The Food and Drug Administration (FDA) granted accelerated approval to the drug belantamab mafodotin-blmf (BLENREP; GlaxoSmithKline) on August 5, 2020, for the treatment of adult patients with relapsed or refractory multiple myeloma. These patients must have previously been treated with at least 4 therapies, including an anti-CD38 monoclonal antibody, a proteasome inhibitor, and an immunomodulatory agent. The results of phase II multicenter DREAMM-2 trial provided substantial evidence of the effectiveness of the treatment.

Patients were given belantamab mafodotin intravenously at a dose of either 2.5 or 3.4 mg/kg once every 3 weeks until the disease progressed or the toxicity became intolerable.

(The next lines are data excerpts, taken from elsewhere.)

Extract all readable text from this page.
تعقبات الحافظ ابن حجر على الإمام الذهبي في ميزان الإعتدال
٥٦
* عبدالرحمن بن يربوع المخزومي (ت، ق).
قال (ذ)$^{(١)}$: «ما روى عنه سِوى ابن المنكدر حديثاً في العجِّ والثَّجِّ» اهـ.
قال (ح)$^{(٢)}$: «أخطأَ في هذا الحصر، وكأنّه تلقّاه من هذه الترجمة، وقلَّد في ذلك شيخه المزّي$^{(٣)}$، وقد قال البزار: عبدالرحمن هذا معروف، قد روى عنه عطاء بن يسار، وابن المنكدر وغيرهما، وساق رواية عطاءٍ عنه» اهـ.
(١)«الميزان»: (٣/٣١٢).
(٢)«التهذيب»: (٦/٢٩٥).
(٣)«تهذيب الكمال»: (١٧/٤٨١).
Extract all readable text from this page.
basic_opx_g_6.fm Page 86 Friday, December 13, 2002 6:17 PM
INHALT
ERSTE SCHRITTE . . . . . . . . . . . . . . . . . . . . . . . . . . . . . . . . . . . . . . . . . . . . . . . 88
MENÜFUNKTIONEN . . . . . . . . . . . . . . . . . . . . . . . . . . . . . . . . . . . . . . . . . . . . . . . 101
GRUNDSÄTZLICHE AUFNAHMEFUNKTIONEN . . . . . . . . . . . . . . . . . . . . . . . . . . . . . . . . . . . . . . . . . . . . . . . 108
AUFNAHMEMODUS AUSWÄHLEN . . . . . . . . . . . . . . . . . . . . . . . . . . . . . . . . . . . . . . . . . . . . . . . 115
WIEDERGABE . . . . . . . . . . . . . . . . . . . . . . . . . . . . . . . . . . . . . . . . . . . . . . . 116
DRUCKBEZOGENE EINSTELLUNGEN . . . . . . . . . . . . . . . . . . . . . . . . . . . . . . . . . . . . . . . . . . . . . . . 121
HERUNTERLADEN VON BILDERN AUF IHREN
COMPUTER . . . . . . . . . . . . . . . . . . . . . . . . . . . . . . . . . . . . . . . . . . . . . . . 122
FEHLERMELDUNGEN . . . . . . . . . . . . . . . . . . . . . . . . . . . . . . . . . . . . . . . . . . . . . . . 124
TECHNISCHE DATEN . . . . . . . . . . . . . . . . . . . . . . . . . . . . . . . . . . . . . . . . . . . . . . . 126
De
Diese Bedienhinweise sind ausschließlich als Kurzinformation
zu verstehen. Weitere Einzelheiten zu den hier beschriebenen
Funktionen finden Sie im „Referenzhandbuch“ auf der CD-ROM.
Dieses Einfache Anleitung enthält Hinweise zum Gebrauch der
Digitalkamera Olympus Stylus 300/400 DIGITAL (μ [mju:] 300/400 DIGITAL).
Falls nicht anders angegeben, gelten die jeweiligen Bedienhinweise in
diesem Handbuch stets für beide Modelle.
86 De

In the experiment, the total response rate was 31% in the group that received 2.5 mg/kg, while it was 34% in the cohort that received 3.4 mg/kg. The most common adverse effect was keratopathy, which appeared in 71% and 77% of patients. Alterations in visual acuity, blurred vision, and dry eye were some of the other ocular toxicities that were observed.

Belantamab mafodotin’s prescribing instructions in the United States include a boxed warning for ocular toxicity, and the drug can only be obtained through a restricted program that falls under a Risk Evaluation and Mitigation Strategy. This article provides a summary of the data and the review procedure that the FDA went through to justify the accelerated approval of belantamab mafodotin administered intravenously at a dose of 2.5 mg/kg once every 3 weeks. This approval could be conditional on the confirmation and elaboration of the therapeutic benefit seen in the confirmatory trial (s).